Mark Schofield’s RSP NFL Lens QB Josh Allen (Bills): The Double-Edged Sword of Arm Talent

Rookie Scouting Portfolio contributor Mark Schofield showcases an impressive display of arm talent form Buffalo Bills quarterback Josh Allen and explains why the decision-making process behind the throw is a potential obstacle in Allen’s development track.  

Football is a funny game. For many players facing a transition to the professional game after their lives as collegiate stars, that humor is a bit dark.

Perhaps your athleticism was enough to get by and be successful in the Big 12, but on NFL Sundays you find everyone else is just as athletic, so you need to find another way to be successful. Perhaps your arm strength was sufficient for life in the Big Ten, but Jalen Ramsey is not a Big Ten cornerback.

Perhaps your arm strength was otherworldly in the Mountain West Conference, but when adjusting to life in the NFL you cannot rely on arm strength alone.

That is the dilemma facing Josh Allen right now. The rookie quarterback for the Buffalo Bills certainly has arm talent.

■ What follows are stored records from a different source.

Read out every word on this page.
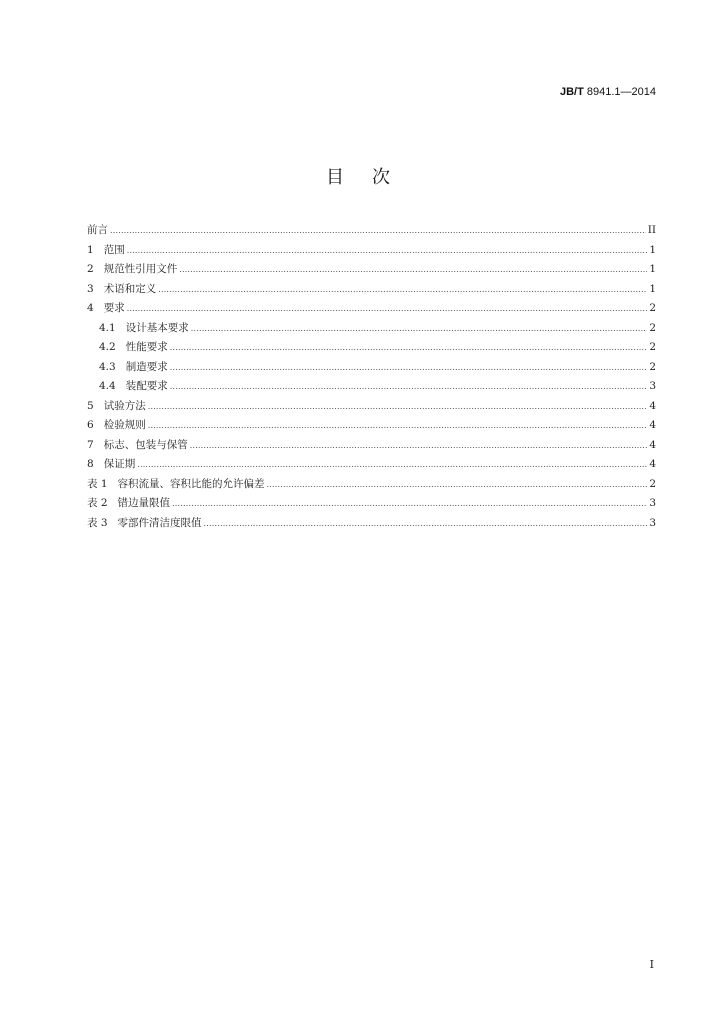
JB/T 8941.1—2014
目次
前言 .....	II
1 范围 .....	1
2 规范性引用文件 .....	1
3 术语和定义 .....	1
4 要求 .....	2
4.1 设计基本要求 .....	2
4.2 性能要求 .....	2
4.3 制造要求 .....	2
4.4 装配要求 .....	3
5 试验方法 .....	4
6 检验规则 .....	4
7 标志、包装与保管 .....	4
8 保证期 .....	4
表 1 容积流量、容积比能的允许偏差 .....	2
表 2 错边量限值 .....	3
表 3 零部件清洁度限值 .....	3
I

The velocity he is able to generate on throws is certainly impressive and it has translated to the pro game. But his arm strength is a double-edged sword that may be stunting his growth. He still believes that his arm can bail him out of any situation, and rather than speed himself up on the mental side, he continues to rely on his arm to make up for any delay in his decision-making. We see that on this incompletion against the Green Bay Packers:

This is still, in a vacuum, an impressive throw. Incredible velocity into a tight window with okay – but not precision – placement. The issue is that by waiting, by making a slow decision, he increases the level of difficulty for himself and his receiver Andre Holmes (#18). Football is already a difficult game, there’s no reason to make it harder for yourself and his teammates.

Allen might be ahead of where some expected him to be at this point in his rookie season, but his arm, while impressive, might be holding him back a bit. He needs to learn to trust his eyes, trust his decision-making, and not rely on pure velocity to bail him out of every situation. If he learns to do that, the developmental path will become an easier one.